Yemen’s Houthi rebels have disrupted traffic in the Red Sea with missile attacks for more than a year since late 2023. “It’s nothing compared to the sophistication of the Iranians, so it’s a completely different threat,” Wright said.

Analysts at Rapidan Energy said in a note Wednesday that a U.S. naval escort could help in the nick of time, but they would not be able to reopen the strait alone. Instead, they said, the United States needs to systematically reduce Iran’s military capabilities, which will take time.

1980s war

Croft said the U.S. Navy escorted tankers through the strait in 1987, when commercial ships were targeted during the Iran-Iraq war. But the U.S. military at the time was not simultaneously waging war against the Tehran regime and ensuring safe navigation for ships, she said.

Energy Secretary Chris Wright said Wednesday that the Trump administration would provide a naval escort “as soon as possible.”

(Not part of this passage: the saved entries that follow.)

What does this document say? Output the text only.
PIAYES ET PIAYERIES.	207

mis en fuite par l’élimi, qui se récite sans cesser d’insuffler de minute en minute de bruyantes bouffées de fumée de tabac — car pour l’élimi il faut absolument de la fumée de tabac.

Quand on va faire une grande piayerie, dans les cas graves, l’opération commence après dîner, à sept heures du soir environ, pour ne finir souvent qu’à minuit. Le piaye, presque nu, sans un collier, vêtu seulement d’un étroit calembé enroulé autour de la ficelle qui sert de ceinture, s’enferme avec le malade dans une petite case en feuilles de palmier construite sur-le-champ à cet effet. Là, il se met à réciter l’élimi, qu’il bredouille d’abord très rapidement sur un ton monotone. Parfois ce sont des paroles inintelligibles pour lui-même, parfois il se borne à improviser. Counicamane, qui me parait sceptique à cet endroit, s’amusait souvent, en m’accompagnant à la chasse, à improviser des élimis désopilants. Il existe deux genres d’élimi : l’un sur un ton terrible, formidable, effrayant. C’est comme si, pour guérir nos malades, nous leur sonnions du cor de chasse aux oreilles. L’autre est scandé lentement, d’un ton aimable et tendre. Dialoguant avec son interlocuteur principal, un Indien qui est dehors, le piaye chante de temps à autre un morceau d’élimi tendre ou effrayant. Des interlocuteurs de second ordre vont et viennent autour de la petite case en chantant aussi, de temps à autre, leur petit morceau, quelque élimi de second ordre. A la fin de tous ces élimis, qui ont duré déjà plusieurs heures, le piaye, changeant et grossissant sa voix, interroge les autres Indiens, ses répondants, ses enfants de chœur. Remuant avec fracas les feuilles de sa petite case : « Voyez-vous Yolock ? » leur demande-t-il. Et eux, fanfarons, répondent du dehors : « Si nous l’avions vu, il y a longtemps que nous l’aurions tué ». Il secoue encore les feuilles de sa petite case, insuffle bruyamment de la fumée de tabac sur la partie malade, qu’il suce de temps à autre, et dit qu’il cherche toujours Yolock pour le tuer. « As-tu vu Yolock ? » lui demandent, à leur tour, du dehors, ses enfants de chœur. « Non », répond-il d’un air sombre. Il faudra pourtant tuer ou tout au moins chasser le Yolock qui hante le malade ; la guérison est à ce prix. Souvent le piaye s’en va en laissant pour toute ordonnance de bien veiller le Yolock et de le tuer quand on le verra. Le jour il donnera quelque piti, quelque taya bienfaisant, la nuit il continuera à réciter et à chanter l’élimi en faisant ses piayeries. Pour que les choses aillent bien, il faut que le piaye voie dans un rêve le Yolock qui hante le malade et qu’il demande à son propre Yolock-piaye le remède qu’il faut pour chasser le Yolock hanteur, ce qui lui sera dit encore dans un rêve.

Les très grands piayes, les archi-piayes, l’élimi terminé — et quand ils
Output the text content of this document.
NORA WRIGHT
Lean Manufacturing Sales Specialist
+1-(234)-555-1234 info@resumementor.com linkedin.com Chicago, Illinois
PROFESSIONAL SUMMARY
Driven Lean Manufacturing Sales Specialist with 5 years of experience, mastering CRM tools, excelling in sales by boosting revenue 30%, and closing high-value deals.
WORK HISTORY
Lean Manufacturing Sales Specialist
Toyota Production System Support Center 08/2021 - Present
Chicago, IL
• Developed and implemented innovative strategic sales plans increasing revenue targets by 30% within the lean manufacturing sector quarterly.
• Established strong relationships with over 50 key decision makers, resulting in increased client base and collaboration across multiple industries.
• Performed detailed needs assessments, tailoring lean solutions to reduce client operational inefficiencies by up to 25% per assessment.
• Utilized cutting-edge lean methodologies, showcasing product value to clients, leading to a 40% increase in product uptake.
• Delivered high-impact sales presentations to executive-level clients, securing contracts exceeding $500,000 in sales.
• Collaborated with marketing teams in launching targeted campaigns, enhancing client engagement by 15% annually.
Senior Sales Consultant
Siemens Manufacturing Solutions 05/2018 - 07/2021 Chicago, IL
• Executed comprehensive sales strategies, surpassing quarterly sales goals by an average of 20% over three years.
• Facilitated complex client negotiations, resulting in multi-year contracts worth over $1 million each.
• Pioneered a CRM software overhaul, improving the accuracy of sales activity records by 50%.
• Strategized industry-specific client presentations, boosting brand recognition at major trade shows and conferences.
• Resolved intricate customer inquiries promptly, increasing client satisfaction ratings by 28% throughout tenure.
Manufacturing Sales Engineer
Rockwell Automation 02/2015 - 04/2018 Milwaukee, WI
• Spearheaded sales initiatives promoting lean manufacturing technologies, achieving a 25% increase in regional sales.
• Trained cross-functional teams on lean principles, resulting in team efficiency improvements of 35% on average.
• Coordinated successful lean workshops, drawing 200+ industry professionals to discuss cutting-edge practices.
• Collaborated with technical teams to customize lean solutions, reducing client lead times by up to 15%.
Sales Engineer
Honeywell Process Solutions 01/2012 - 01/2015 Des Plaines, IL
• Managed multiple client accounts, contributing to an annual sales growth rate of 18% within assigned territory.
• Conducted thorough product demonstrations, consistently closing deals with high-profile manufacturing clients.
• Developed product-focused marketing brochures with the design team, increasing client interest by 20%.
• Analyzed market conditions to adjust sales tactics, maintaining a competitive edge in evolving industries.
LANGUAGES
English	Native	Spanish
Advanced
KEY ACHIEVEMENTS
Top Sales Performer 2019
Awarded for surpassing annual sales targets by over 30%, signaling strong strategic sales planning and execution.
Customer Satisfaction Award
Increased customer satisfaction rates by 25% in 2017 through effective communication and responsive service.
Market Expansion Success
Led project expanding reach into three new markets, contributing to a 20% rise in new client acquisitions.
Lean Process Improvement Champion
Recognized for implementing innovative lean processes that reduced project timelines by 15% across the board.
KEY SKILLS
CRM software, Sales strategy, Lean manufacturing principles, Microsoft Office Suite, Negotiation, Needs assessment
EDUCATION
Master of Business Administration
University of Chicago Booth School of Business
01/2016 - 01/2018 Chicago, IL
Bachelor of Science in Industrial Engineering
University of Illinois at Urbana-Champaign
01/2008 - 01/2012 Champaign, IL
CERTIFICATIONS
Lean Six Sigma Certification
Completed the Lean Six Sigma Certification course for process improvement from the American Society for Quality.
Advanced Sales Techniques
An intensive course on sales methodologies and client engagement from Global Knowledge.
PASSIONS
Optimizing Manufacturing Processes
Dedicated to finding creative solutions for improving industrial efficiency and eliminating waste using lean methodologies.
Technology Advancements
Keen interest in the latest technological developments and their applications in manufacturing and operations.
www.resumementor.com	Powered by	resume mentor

“Right now, our navy and military are focused on other things, disarming this Iranian regime that is attacking our neighbors and Americans in every way possible,” Wright told Fox News.

“In the not-too-distant future, we will be able to use the navy to provide energy again, but in the meantime, the market is very well-supplied,” he said.

No timeline

White House press secretary Caroline Levitt told reporters Wednesday that the Trump administration does not have a timeline for when the strait will be safe again for commercial shipping.

“I don’t want to commit to a schedule, but I do know that both the Department of the Army and the Department of Energy are actively calculating it,” Levitt said at a news conference.

Analysts say the longer the tanker is in the Gulf, the bigger the problem for global oil markets.

Natasha Kaneva, head of global commodity research at JPMorgan, said storage capacity in Gulf states could be depleted as stranded barrels pile up. This could force production halts and send Brent prices soaring to $120 a barrel, Kaneva said in a note on Sunday.

Iraqi officials told Reuters on Tuesday that Iraq had already cut production by 1.5 million barrels a day due to storage shortages caused by the Hormuz closure. Kaneva said on Tuesday that production outages could double in four days.

“The Strait of Hormuz remains inactive and the clock is ticking,” Kaneba said.